Massey University CareerplaNZ

Career and student learning issues brought to you by Massey University’s Careers Service – New Zealand

Getting creative

Posted by John Ross on January 27, 2009

In yesterday’s blog we looked – albeit briefly – at ‘recession proofing’ your career.  If you’re looking for work, integral to this will be the need to be creative in your job search.  Not least, because a high proportion of job vacancies are never advertised.

 

In today’s tough labour market it’s vital that you’re realistic in your expectations.  It’s very possible that you won’t find roles at the salary you were expecting and your room for negotiating a higher starting salary and more flexible terms and conditions may be significantly smaller than it was even a few months ago.  For many, the scope to move ‘up the career ladder’ will have lessened and moves are more likely to be sideways – in the same or into a new organisation.  Indeed, the current recession may sharpen the trend towards a person’s career being characterised by periods of paid work; further study and training and contract work rather than by ‘a job for life’.

 

As we’ve already noted, it will be important to be keenly aware of the skills that you have and of how they can be applied in a new role – to the benefit of the employer.  Perhaps the safest job seeker of all will be the one whose skills can be applied across a range of roles and sectors.

 

Spending time on self-appraisal of your skills; interests; values etc is likely to be time well spent.  So too however, will be time spent looking at sectors, roles and employers.  This will mean asking yourself searching questions.  For example, how comprehensively could you answer the following questions?

 

  • What are the most active sectors in the locations you want to work in?
  • Which organisations would be most interested in what you have to offer?
  • Why might these organisations be interested in you?
  • How do they typically recruit and who is responsible for their recruitment?

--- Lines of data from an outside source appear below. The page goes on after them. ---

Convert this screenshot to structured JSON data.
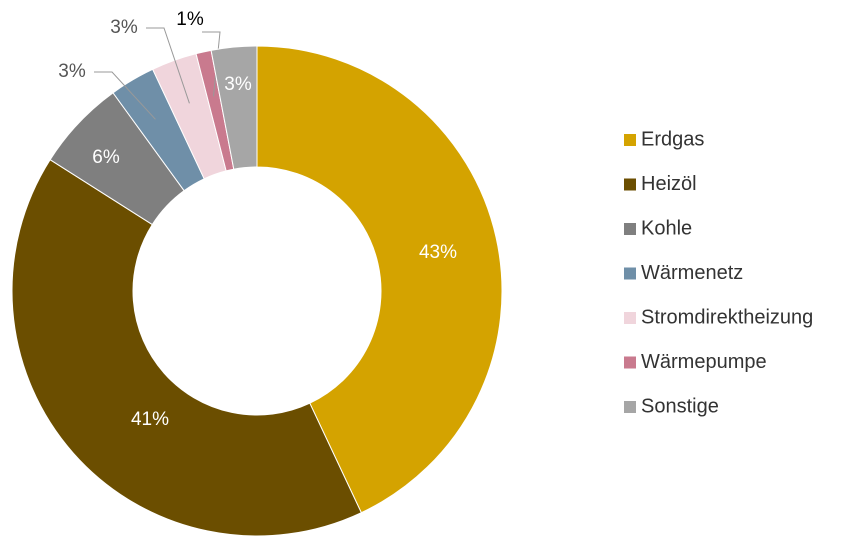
{
  "chart_data": {
    "type": "donut",
    "categories": [
      "Erdgas",
      "Heizöl",
      "Kohle",
      "Wärmenetz",
      "Stromdirektheizung",
      "Wärmepumpe",
      "Sonstige"
    ],
    "values": [
      43,
      41,
      6,
      3,
      3,
      1,
      3
    ],
    "value_labels": [
      "43%",
      "41%",
      "6%",
      "3%",
      "3%",
      "1%",
      "3%"
    ],
    "colors": [
      "#d4a300",
      "#6b4e00",
      "#7f7f7f",
      "#6f8fa8",
      "#f0d5dc",
      "#c97a8e",
      "#a6a6a6"
    ],
    "legend": "right"
  }
}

In career choice, and in job search, your knowledge of the sector will be invaluable too.  Of the sectors that interest you, what are the current trends in each?  Are opportunities likely to expand or contract and are jobs typically found in large organisations?  What are the major organisations in the sectors concerned, and are employers concentrated in certain parts of the country?

 

Take time to identify and explore the major information sources for these sectors.  It’s likely that these will include professional associations and employer/business groups.